Und die werden nun tatsächlich nicht so teuer, wie einige Schnellrechner auch 2014 noch ausgetüftelt hatten, als sie die einzelnen Posten summierten. Damals ging die Stadt dann noch von Kosten in Höhe von 5,85 Millionen Euro aus. Aber selbst da hatte man eher etwas üppig kalkuliert.

Tatsächlich wird die neue Spielstätte mit bis zu 199 Sitzplätzen nur 4,64 Millionen Euro kosten, wie die Vorlage des Kulturdezernats jetzt ausweist.

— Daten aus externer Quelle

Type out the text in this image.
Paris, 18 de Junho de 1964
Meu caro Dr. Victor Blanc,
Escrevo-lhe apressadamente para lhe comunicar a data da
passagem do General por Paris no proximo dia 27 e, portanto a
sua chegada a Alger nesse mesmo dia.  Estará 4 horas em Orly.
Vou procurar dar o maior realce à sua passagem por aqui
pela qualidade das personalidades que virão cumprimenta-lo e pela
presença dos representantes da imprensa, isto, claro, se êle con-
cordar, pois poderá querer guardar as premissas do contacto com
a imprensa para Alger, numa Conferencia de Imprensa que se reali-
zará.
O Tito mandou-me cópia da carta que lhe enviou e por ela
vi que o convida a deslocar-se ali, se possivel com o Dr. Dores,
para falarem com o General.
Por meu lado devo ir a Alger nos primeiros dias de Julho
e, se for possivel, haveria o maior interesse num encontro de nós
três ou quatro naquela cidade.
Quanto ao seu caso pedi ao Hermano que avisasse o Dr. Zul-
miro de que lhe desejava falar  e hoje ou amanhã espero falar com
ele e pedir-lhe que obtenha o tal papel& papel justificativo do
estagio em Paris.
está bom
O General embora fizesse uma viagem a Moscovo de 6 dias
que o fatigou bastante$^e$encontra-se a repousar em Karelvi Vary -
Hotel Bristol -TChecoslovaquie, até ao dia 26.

Die Kurzbescheibung dessen,  was da ab Sommer 2016 gebaut werden soll: „Die zukünftige Zweitspielstätte soll unter dem Namen ‚Diskothek‘ vorwiegend zeitgenössisches, modernes Theater bieten. Dies soll sich auch in der Gestaltung der Spielstätte wiederspiegeln. Hierbei soll generell die bereits vorhandene Optik (sichtbarer Stahlbau, Rohbau, Betondecken, sichtbare Ziegelsteine) in der Gestaltung der neuen Spielstätte aufgegriffen und thematisiert werden. Dies bietet, in Kombination mit modernen Materialien, durchaus interessante Gestaltungsmöglichkeiten mit Kultpotential um den außergewöhnlichen Charakter dieser Spielstätte abzubilden. – Es soll ein großzügiger Foyerbereich mit einem angegliederten Garderoben-, Kassen- und Barbereich sowie einer WC-Anlage geschaffen werden. An diesen schließt die eigentliche Szenefläche mit einer Fläche von 217 qm an. Größten Wert wurde auf eine hohe Flexibilität der Spielstätte gelegt, um möglichst viele unterschiedliche Spiel- bzw. Nutzungsvarianten zu erzielen. Daher gibt es keine klassische Spielrichtung und Bühnensituation, sondern es wird ein multifunktioneller Raum mit verschiedensten Spielmöglichkeiten und Bestuhlungsvarianten geschaffen.“

Gebaut werden soll bis Herbst 2017, sodass die neue Spielstätte zur Saison 2017/2018 zur Verfügung steht.

Die Vorlage zum Nachlesen.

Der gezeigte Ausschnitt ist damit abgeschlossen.